Analysis paper: Menopause is a normal stage in a woman’s life and is not a disease..and there is no need for medication

by time news

Dubai, United Arab Emirates (CNN) — International experts have concluded that women are not a single lump, their experiences of menopause are not entirely negative, and that there is no need to medicalize this stage of life.

In an analytical article published in the British Medical Journal, on Wednesday, obstetrician Martha Hickey of the Royal Women’s Hospital in Victoria, Australia, and three professors of women’s health from the UK, US and Australia discussed the social and cultural attitudes of life when menstruation is interrupted. The menstruation period of most women, usually between 45 and 55 years, was needed to “normalize” menopause.

A global survey conducted in 2021 revealed that between 16-40% of women experience moderate to severe symptoms during menopause, such as fatigue, hot flashes, difficulty sleeping, and muscle or joint pain. The current treatment commonly used to relieve these symptoms is hormone replacement therapy (HRT), which uses medications to replace hormones lost during menopause, which in turn relieve these symptoms. Several studies have shown its effectiveness in helping women of this age, although there are risks from taking it, such as an increased risk of breast cancer, but it is believed that the benefits outweigh these risks.

Nevertheless, Hickey and her co-authors are of the view that effective treatments, such as hormone replacement therapy, are important for those who suffer from unpleasant symptoms, but that “medical treatment may increase women’s anxiety and understanding of this normal phase of life.”

They added, “The medicalization of menopause threatens to undermine the large-scale experiences of middle-aged women who have gone through this natural process, turning it into a well-defined disease that requires treatment and tends to emphasize the negative aspects of menopause.”

The four experts also noted that while “some women who suffer from severe hot flashes and night sweats often benefit from hormone therapy for menopause, most women consider menopause to be a natural process and would prefer not to take the medication.”

“Medicalization of menopause scares women and reduces their ability to treat it as a normal life event,” Hickey told CNN.

Maintaining a healthy and youthful appearance

Medical caution against the use of HRT is not new. In her 2007 book, The Elixir of Estrogen: The History of Hormone Replacement in America, Elizabeth Siegel Watkins, Professor of History of the Health Sciences, outlined the reasons for and responses to the growing popularity of HRT.

For Watkins, approaching menopause reveals not only where the science stands, but the position of culture when it comes to middle-aged women. Watkins pointed out that E. Cost Shelton, a clinical professor of medicine at UCSD, who “promoted long-term hormonal therapy as a solution to the problems of middle-aged women”, believing that estrogen would not only “prevent” the development of osteoporosis, a condition common in women during menopause, but would also contribute to the development of osteoporosis. Also by maintaining a youthful appearance, positive attitude, and a happy marriage.”

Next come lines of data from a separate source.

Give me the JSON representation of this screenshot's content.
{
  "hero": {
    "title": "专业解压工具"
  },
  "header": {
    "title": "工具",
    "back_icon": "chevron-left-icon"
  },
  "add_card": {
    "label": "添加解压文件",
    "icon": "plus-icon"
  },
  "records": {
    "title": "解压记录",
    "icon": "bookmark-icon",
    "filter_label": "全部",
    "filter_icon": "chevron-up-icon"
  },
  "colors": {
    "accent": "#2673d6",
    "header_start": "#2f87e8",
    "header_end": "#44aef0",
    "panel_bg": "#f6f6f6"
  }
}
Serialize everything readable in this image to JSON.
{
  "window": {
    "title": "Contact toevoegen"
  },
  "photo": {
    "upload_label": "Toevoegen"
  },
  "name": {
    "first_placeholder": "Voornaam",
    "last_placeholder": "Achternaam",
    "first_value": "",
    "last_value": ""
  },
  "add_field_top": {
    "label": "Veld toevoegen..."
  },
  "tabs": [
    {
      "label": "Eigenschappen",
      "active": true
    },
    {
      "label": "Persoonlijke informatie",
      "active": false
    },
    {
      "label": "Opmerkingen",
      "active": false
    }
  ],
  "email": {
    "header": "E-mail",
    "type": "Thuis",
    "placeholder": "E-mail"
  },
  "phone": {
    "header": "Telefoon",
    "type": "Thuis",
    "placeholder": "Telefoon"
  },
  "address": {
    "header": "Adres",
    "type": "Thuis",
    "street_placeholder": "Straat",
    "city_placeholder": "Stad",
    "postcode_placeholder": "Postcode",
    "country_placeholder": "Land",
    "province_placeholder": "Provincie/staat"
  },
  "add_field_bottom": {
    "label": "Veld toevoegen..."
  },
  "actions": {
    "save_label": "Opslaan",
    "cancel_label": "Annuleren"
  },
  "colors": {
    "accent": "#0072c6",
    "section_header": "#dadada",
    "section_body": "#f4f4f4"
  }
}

The book quotes from an article written by Shelton in 1954, in which he said that the lack of estrogen during menopause is “often accompanied by a decline in the attractiveness of the woman previously … that she feels insecure and inferior, and that she is neglected most of the time during the period when she is feeling fragile. major in her married life.

“The belief that aging can be delayed or reversed by hormone replacement therapy (HRT) is persistent and reinforced by the media, medical literature, and women’s information,” the authors of the analysis wrote.

But why do these associations persist? Hickey and her fellow participants provided the answer: “Menopause marketing is a profitable business.”

“If you have a drug that half the population has to take, that’s a huge profit,” Hickey told CNN.

Hickey and her colleagues advocate changing the narrative by highlighting positive aspects, such as freedom from menstruation, pregnancy, and contraceptives, as well as educating women about how to manage unpleasant symptoms. They believe advocating this “may enable women to manage menopause with greater confidence.

Novels about menopause

Sunny Singh understands how powerful the narrative is. And in 2019, the novelist and professor of creative writing and inclusion in the arts at London Metropolitan University, she wrote a widely shared Twitter thread. She shared her own experience about pre-menopause.

Candidly and with great humor, Singh wrote, “We’ve been hearing vague chatter about hot flashes but here’s my experience leading up to this stage. My body has decided it needs a hot water bath, but soon sweats an hour later. First I wait until I feel Fresh off and then get dressed. Second: I added an hour to my morning routine.”

She added: “The current discourse skews between everything is normal (yes, so is death) and a full diagnosis… We need to talk about menopause without excessive medical treatment.”

Singh says she has benefited from sharing her mother’s experience with menopause in her 30s, and says this should happen more often. “There is a dearth of information sharing about menopause,” she told CNN. “We need women from different races and regions to talk about menopause.”

The British Medical Journal analysis found the same conclusion: “Normalizing aging in women, and celebrating the strength, beauty, and accomplishments of middle-aged women can change the narrative and provide positive role models.”